Briony smiles down at Little Buddha. “Please thank His Great Holy Abundance for me.”
Little Buddha whispers to the boy.
“His Great Holy Abundance would also like to bestow on you the Kiss of Peace.”
This sets the old people behind her aflutter: “He’s granting her the Kiss of Peace?” “What has she done to deserve the goddamn Kiss of Peace?”

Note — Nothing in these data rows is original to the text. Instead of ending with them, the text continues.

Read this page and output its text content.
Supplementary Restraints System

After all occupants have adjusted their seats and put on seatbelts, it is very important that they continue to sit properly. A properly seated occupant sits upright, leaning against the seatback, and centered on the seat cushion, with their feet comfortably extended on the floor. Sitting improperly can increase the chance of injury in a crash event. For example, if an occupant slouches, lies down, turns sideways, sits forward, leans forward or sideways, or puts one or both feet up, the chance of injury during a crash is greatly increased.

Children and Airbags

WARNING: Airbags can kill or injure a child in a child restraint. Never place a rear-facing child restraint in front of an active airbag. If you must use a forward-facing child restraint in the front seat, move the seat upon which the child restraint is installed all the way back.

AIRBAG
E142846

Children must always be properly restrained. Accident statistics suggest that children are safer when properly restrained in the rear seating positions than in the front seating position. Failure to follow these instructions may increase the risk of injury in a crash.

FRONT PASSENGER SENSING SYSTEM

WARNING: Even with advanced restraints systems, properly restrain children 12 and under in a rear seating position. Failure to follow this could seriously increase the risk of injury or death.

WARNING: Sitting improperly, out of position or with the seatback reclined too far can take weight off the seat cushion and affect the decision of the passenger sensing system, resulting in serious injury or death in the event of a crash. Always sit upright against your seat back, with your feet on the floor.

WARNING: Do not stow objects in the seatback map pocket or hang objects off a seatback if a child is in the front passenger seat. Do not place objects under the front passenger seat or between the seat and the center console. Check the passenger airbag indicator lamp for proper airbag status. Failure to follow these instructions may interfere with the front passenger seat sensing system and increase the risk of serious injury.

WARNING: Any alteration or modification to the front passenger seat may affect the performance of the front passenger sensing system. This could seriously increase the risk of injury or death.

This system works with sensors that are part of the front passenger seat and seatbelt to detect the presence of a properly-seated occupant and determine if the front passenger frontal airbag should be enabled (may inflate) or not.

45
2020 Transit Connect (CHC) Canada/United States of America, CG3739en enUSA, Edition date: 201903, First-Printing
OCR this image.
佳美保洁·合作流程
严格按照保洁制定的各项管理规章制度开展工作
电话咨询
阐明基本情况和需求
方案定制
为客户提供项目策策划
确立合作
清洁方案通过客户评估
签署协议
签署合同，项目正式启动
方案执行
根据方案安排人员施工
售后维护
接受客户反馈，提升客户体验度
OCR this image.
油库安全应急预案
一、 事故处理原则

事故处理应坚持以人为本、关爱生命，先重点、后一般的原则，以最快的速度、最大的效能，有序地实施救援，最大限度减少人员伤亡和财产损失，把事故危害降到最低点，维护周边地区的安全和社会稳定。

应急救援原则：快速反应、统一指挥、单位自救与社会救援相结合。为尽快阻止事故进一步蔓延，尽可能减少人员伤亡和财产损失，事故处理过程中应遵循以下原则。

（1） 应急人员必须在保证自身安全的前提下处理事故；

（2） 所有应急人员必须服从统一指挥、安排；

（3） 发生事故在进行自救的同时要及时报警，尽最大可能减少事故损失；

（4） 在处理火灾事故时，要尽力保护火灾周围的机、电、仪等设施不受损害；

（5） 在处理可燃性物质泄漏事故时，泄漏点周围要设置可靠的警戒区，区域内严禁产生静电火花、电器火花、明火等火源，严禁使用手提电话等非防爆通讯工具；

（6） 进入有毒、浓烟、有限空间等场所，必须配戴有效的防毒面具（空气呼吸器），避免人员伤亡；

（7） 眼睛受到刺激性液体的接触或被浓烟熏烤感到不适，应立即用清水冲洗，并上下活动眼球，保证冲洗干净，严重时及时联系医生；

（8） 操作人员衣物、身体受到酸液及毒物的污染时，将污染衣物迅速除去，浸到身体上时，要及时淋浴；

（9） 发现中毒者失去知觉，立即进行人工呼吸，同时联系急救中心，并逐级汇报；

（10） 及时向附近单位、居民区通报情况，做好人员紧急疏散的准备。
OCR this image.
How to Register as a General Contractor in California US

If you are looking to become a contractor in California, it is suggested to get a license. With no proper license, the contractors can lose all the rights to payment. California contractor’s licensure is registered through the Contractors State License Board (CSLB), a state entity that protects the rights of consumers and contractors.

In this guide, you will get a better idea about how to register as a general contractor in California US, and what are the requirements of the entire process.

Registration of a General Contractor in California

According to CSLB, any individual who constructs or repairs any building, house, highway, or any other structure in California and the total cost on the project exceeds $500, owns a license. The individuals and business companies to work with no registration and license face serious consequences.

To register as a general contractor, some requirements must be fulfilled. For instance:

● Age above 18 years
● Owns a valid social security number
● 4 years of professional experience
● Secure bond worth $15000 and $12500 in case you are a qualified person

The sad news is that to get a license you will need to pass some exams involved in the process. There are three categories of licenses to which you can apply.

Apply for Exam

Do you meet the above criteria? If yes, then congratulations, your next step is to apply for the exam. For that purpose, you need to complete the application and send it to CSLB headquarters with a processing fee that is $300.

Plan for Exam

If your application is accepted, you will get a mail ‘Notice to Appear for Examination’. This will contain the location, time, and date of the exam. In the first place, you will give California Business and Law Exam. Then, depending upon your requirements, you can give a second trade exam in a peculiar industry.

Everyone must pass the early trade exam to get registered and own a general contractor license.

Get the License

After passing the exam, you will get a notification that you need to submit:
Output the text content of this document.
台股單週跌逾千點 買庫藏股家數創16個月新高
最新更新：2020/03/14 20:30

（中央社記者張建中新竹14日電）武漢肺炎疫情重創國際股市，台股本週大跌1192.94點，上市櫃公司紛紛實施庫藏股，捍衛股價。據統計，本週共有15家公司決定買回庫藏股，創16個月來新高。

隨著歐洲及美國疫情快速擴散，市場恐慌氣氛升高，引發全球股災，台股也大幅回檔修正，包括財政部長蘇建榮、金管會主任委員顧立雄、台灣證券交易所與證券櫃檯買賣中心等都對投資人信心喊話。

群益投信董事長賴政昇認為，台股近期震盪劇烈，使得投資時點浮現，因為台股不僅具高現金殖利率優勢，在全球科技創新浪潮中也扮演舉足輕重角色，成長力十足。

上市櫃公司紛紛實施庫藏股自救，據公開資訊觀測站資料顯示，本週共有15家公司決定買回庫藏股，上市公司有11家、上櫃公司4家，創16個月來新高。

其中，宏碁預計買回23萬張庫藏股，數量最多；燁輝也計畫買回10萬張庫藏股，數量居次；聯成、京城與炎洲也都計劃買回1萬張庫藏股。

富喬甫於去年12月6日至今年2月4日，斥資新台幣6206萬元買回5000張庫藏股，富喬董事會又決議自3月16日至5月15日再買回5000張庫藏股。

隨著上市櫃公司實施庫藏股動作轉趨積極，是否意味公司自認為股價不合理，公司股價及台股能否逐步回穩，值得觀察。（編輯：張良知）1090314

Little Buddha stands on tiptoe. Puckering lips zoom in on Briony’s.
He cries out, a drop of blood depends from his second chin. Briony steps back, wipes a hand across her mouth. Not the Kiss of Peace but Kiss of Tongue.
Louis Armstrong’s crusty voice fills Briony’s penthouse suite. “‘Sail away, sail away/We will cross the mighty waters —’” Then, “‘Sail away, sail away/We will cross—’”
What happened to the rest? “‘Sail away , sail away/We will cross —’”
They’ve looped it!
The casting-off whump of the Emerald Tranquility’s ship horn vibrates her veneers.
“‘Sail away —’”
Thuds at the massive mahogany door. She hauls it open. Gigot tumbles in.
“‘Sail away —’”
Whump! Whump!
“Briony, what is this most terrible sound?”
“It’s the ship’s horn, Gigot. It means we’re casting off.”
“Mais non. I know the sound of the ship horn. I am not so inexperience I have not cruised before. But what is this voice that sounds like le gargarisme?”
“Gargling?”
“‘We will cross the mighty —’”
“Please make it stop.”
“It’s the Emerald Tranquility’s signature tune. Louis Armstrong. Before your time. Before mine for that matter. You’ll be hearing it a lot.”
“So disturbing. Like this old man who chokes on his own flegme. This is an English word?”
“Unfortunately. Come on, time to go up on Wraith Deck for the casting-off party.”
“All I desire is to return to my room for a small siesta.” For the first time Gigot takes in the sleek Italian minimalism of Briony’s suite and the wide veranda where the torpid sea makes its first slide-by. She suspects that down on Zircon Deck he’s got a Juliet balcony he can’t step out on, a bathroom he can’t turn around in, and a Farrow & Ball accent wall. “Your place is such huge!”